Ho pensato a lungo se avessi dovuto raccontare e inserire questa storia nella serie Cos’è il genio, ma ho pensato che in quel modo ne avrei indubbiamente sminutio la gravità.
Premessa: l’azienda per la quale lavoro ha deciso di cambiare il fornitore che si occupa, da qualche anno, di archiviazione sostitutiva perchè, a fronte di una richiesta di aumentare il numero di documenti e di poter creare un sistema che ci permettesse di migliorare i rapporti “digitali” con i nostri clienti, l’esborso monetario richiesto era spropositato. La stessa azienda è, anche, uno dei più importanti player nel mondo della PEC e noi stessi ci serviamo (e continuiamo a farlo) da loro.
Fatto: dopo aver valutato e trovato un nuovo fornitore, ho raccolto tutte le informazioni (e firme) necessarie per poter inviare la disdetta. Scrivo, quindi, una email al responsabile (tra l’altro un ragazzo relativamente giovane) chiedendo di verificare se tutto fosse a posto e, soprattutto, di farmi avere il loro indirizzo di PEC così da poter inviar loro il tutto in forma ufficiale.
La risposta è stata: Va tutto bene. PEC? No, mandala pure via Raccomandata R/R.
Ammetto che mi aspettavo tutti i tipi di risposta sull’inesattezza dei dati da me raccolti, sulla forma della disdetta… su tutto. Ma non certo una risposta del genere. Fai quintalate di pubblicità sui tuoi servizi PEC e io devo mandarti una disdetta via raccomandata? Ma scherziamo?
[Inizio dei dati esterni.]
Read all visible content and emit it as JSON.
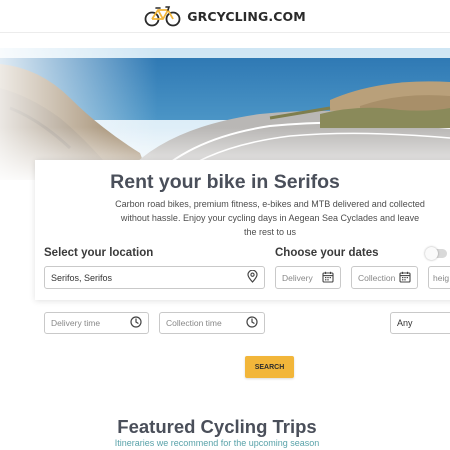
{
  "header": {
    "logo_text": "GRCYCLING.COM",
    "logo_icon": "bicycle-icon"
  },
  "hero": {
    "image": "coastal-road-photo"
  },
  "booking": {
    "title": "Rent your bike in Serifos",
    "description": "Carbon road bikes, premium fitness, e-bikes and MTB delivered and collected without hassle. Enjoy your cycling days in Aegean Sea Cyclades and leave the rest to us",
    "location_label": "Select your location",
    "location_value": "Serifos, Serifos",
    "dates_label": "Choose your dates",
    "delivery_placeholder": "Delivery",
    "collection_placeholder": "Collection",
    "height_placeholder": "heig",
    "delivery_time_placeholder": "Delivery time",
    "collection_time_placeholder": "Collection time",
    "any_option": "Any",
    "search_label": "SEARCH"
  },
  "featured": {
    "title": "Featured Cycling Trips",
    "subtitle": "Itineraries we recommend for the upcoming season"
  },
  "colors": {
    "accent": "#f2b63a",
    "teal": "#58a2a9",
    "heading": "#4a4f5a"
  }
}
Si parla di agenda digitale, tutti i politici cercano di riempirsi la bocca (e i programmi) con tutto ciò che possa avere a che vedere con l’informatizzazione… ma alla fine ci troviamo comunque a fare i conti con queste situazioni definibili con “siamo vecchi dentro”. Come possiamo pretendere di guardare ad un futuro meno burocratico, più organizzato se proprio coloro che dovrebbero fornirti gli strumenti necessari per muoverti in quella direzione non sono in gradi di accettarli loro stessi?
Abbiamo mandato la raccomandata. E abbiamo fatto bene.